On a molecular levels, the chemical reactions of some carcinogens are known, although incompletely. Ultimately, carcinogens result in damage to DNA within cells. This damage has a number of effects, including prolonged growth and spread of cancer cells throughout the body. One way that DNA can be damaged is by reactive oxygen species (ROS) and reactive nitrogen species (RNS). ROS and RNS are produced by certain chemical reactions, and are capable of physically damaging DNA. A number of studies have shown physical carcinogens, including fibers such as asbestos and metals such as nickel and copper, to produce ROS and RNS within cells.
Some metals, such as nickel and arsenic, are such small particles that they can travel inside cells and directly damage DNA. They can due this by altering the structure or interfering with normal function of the DNA.
Another possible way for physical material to cause cancer is by electrical forces. Surgically implanted metals, such as those used in joint replacement, are very rarely associated with cancer. These cancers may occur due to electrical forces on the surface of the metals causing DNA damage to surrounding tissue.
Implantable devices may also increase the risk of cancer if they are associated with longstanding infection. Because infection is associated with inflammation, a long-lasting infection may result in cellular proliferation and mutation into cancer.
Many different agents can act as physical carcinogens. Some, such as asbestos, were widespread and are linked to thousands of human cancers. In Eastern Europe, erionite is still prevalent. Other agents, such as metallic or silicone implants, are only loosely linked to human cancers and the risk of cancer development is extremely low or absent.

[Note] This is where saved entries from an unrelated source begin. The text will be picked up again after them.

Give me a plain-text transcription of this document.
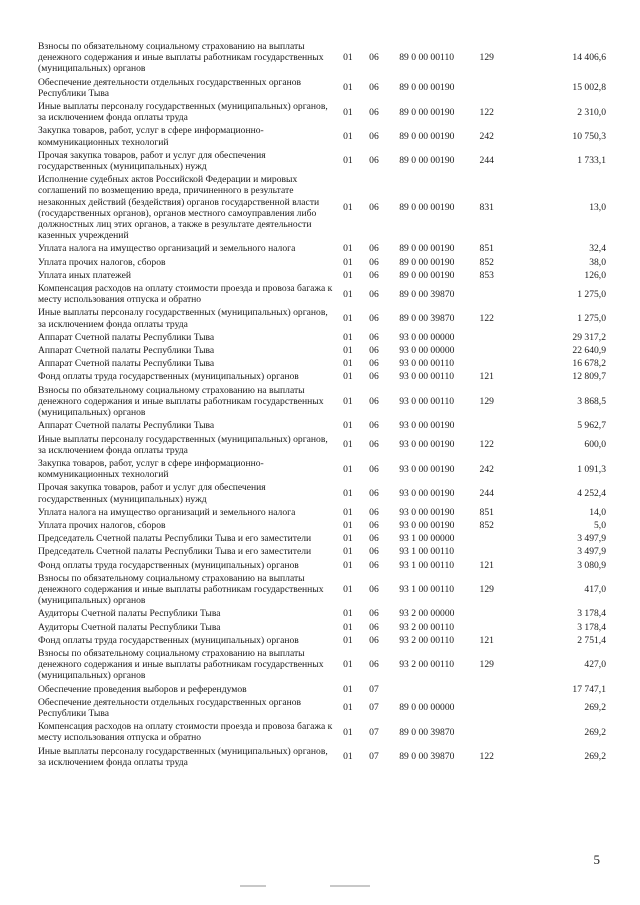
Взносы по обязательному социальному страхованию на выплаты денежного содержания и иные выплаты работникам государственных (муниципальных) органов	01	06	89 0 00 00110	129	14 406,6
Обеспечение деятельности отдельных государственных органов Республики Тыва	01	06	89 0 00 00190		15 002,8
Иные выплаты персоналу государственных (муниципальных) органов, за исключением фонда оплаты труда	01	06	89 0 00 00190	122	2 310,0
Закупка товаров, работ, услуг в сфере информационно-коммуникационных технологий	01	06	89 0 00 00190	242	10 750,3
Прочая закупка товаров, работ и услуг для обеспечения государственных (муниципальных) нужд	01	06	89 0 00 00190	244	1 733,1
Исполнение судебных актов Российской Федерации и мировых соглашений по возмещению вреда, причиненного в результате незаконных действий (бездействия) органов государственной власти (государственных органов), органов местного самоуправления либо должностных лиц этих органов, а также в результате деятельности казенных учреждений	01	06	89 0 00 00190	831	13,0
Уплата налога на имущество организаций и земельного налога	01	06	89 0 00 00190	851	32,4
Уплата прочих налогов, сборов	01	06	89 0 00 00190	852	38,0
Уплата иных платежей	01	06	89 0 00 00190	853	126,0
Компенсация расходов на оплату стоимости проезда и провоза багажа к месту использования отпуска и обратно	01	06	89 0 00 39870		1 275,0
Иные выплаты персоналу государственных (муниципальных) органов, за исключением фонда оплаты труда	01	06	89 0 00 39870	122	1 275,0
Аппарат Счетной палаты Республики Тыва	01	06	93 0 00 00000		29 317,2
Аппарат Счетной палаты Республики Тыва	01	06	93 0 00 00000		22 640,9
Аппарат Счетной палаты Республики Тыва	01	06	93 0 00 00110		16 678,2
Фонд оплаты труда государственных (муниципальных) органов	01	06	93 0 00 00110	121	12 809,7
Взносы по обязательному социальному страхованию на выплаты денежного содержания и иные выплаты работникам государственных (муниципальных) органов	01	06	93 0 00 00110	129	3 868,5
Аппарат Счетной палаты Республики Тыва	01	06	93 0 00 00190		5 962,7
Иные выплаты персоналу государственных (муниципальных) органов, за исключением фонда оплаты труда	01	06	93 0 00 00190	122	600,0
Закупка товаров, работ, услуг в сфере информационно-коммуникационных технологий	01	06	93 0 00 00190	242	1 091,3
Прочая закупка товаров, работ и услуг для обеспечения государственных (муниципальных) нужд	01	06	93 0 00 00190	244	4 252,4
Уплата налога на имущество организаций и земельного налога	01	06	93 0 00 00190	851	14,0
Уплата прочих налогов, сборов	01	06	93 0 00 00190	852	5,0
Председатель Счетной палаты Республики Тыва и его заместители	01	06	93 1 00 00000		3 497,9
Председатель Счетной палаты Республики Тыва и его заместители	01	06	93 1 00 00110		3 497,9
Фонд оплаты труда государственных (муниципальных) органов	01	06	93 1 00 00110	121	3 080,9
Взносы по обязательному социальному страхованию на выплаты денежного содержания и иные выплаты работникам государственных (муниципальных) органов	01	06	93 1 00 00110	129	417,0
Аудиторы Счетной палаты Республики Тыва	01	06	93 2 00 00000		3 178,4
Аудиторы Счетной палаты Республики Тыва	01	06	93 2 00 00110		3 178,4
Фонд оплаты труда государственных (муниципальных) органов	01	06	93 2 00 00110	121	2 751,4
Взносы по обязательному социальному страхованию на выплаты денежного содержания и иные выплаты работникам государственных (муниципальных) органов	01	06	93 2 00 00110	129	427,0
Обеспечение проведения выборов и референдумов	01	07			17 747,1
Обеспечение деятельности отдельных государственных органов Республики Тыва	01	07	89 0 00 00000		269,2
Компенсация расходов на оплату стоимости проезда и провоза багажа к месту использования отпуска и обратно	01	07	89 0 00 39870		269,2
Иные выплаты персоналу государственных (муниципальных) органов, за исключением фонда оплаты труда	01	07	89 0 00 39870	122	269,2
5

The method by which physical agents cause cancer is incompletely understood. Inflammation surrounding the foreign body may play a role. Additionally, minute particles of the material may be able to interact directly with cells of the body and damage the genetic material, leading to mutated cells that eventually become cancer.
Physical agents are much more likely to cause cancer in animal models than in humans; the reason for this difference is unknown. For example, silicone implants cause cancer in a number of experimental animal studies, but no such link has been identified in humans.
The International Agency for Research on Cancer (IARC) regularly provides updated lists of known and suspected carcinogens. Laboratory research is continually performed in an effort to identify carcinogens and prevent human exposure.